Maliki must realize that his bid to be Iraq’s founding father is doomed unless he improves the economy. A first step would be to offer friendlier terms to foreign oil companies. Instead of insisting on technical service contracts, in which the companies get only a flat fee per barrel, Maliki should agree to share the oil that comes out of the ground, as the Kurds do. (To his credit, he did discuss this with Exxon Chief Executive Officer Rex Tillerson in January in Baghdad.) A bigger step would be for the government finally to pass a comprehensive deal to share the nation’s oil revenue -- an initiative that has been stuck in the legislature since 2007.
A thriving Iraq will depend on stronger relations with its neighbors. Turkey has to play a careful game. While it is reaping an economic boon from the Kurds -- total exports to Iraq broke $10 billion last year -- Turkey has little to gain from instability or civil war in its eastern neighbor.
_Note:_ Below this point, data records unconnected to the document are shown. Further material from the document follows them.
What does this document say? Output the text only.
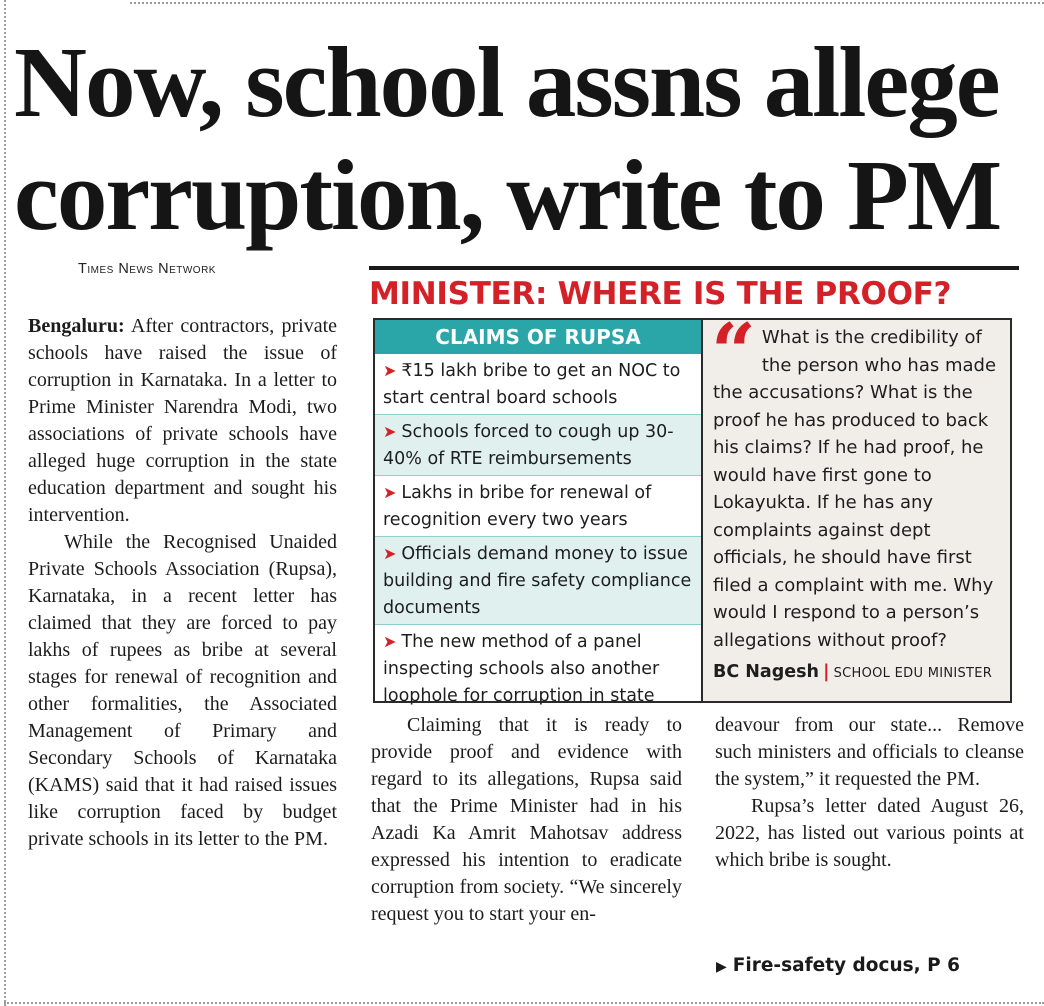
Now, school assns allege
corruption, write to PM
Times News Network

Bengaluru: After contractors, private schools have raised the issue of corruption in Karnataka. In a letter to Prime Minister Narendra Modi, two associations of private schools have alleged huge corruption in the state education department and sought his intervention.

While the Recognised Unaided Private Schools Association (Rupsa), Karnataka, in a recent letter has claimed that they are forced to pay lakhs of rupees as bribe at several stages for renewal of recognition and other formalities, the Associated Management of Primary and Secondary Schools of Karnataka (KAMS) said that it had raised issues like corruption faced by budget private schools in its letter to the PM.

MINISTER: WHERE IS THE PROOF?
CLAIMS OF RUPSA
➤ ₹15 lakh bribe to get an NOC to start central board schools
➤ Schools forced to cough up 30-40% of RTE reimbursements
➤ Lakhs in bribe for renewal of recognition every two years
➤ Officials demand money to issue building and fire safety compliance documents
➤ The new method of a panel inspecting schools also another loophole for corruption in state
“ What is the credibility of the person who has made the accusations? What is the proof he has produced to back his claims? If he had proof, he would have first gone to Lokayukta. If he has any complaints against dept officials, he should have first filed a complaint with me. Why would I respond to a person’s allegations without proof?
BC Nagesh | SCHOOL EDU MINISTER

Claiming that it is ready to provide proof and evidence with regard to its allegations, Rupsa said that the Prime Minister had in his Azadi Ka Amrit Mahotsav address expressed his intention to eradicate corruption from society. “We sincerely request you to start your en-

deavour from our state... Remove such ministers and officials to cleanse the system,” it requested the PM.

Rupsa’s letter dated August 26, 2022, has listed out various points at which bribe is sought.

▶ Fire-safety docus, P 6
Nor do Turkish leaders want to see the emergence of a fully independent Kurdistan, which might embolden Turkey’s Kurdish minority. Instead of antagonizing the Baghdad government with talk of building a pipeline from the Kurdish area across its border, they should encourage Massoud Barzani, president of the Iraqi Kurdistan Region, to negotiate a deal he and Maliki can live with. That’s hard but not impossible: The Kurdish leadership seems to understand that it isn’t in a position to exert full control over Kirkuk and that an independent Kurdistan without it may not be worth having.
Then there is the other regional Sunni power: Saudi Arabia. Although the Saudis don’t like the oil competition, the last thing they should want is for Iraq’s Shiite leaders to feel pushed into the patronage of Iran. The Saudis should open an embassy in Baghdad, where they’ve had none since 1990. More substantially, Saudi Arabia and Qatar could make a gesture to Maliki by doing more to keep the weapons they supply to opponents of Syrian dictator Bashar al-Assad -- whom Maliki unwisely supports -- from ending up in the hands of Sunni militants in western Iraq. The anniversary-day explosions in Shiite areas of Baghdad are a reminder that Maliki’s efforts to clamp down on Sunni violence aren’t entirely unjustified.
Without ignoring what’s gone wrong, this anniversary is best used to decide what Iraq can do right. Our feeling is that economic growth is the key, which requires Maliki’s ensuring the human and political rights of the Sunnis and reaching an accord with the Kurds. If his common sense and political pragmatism seem to be waning, perhaps the oil markets can help set him straight.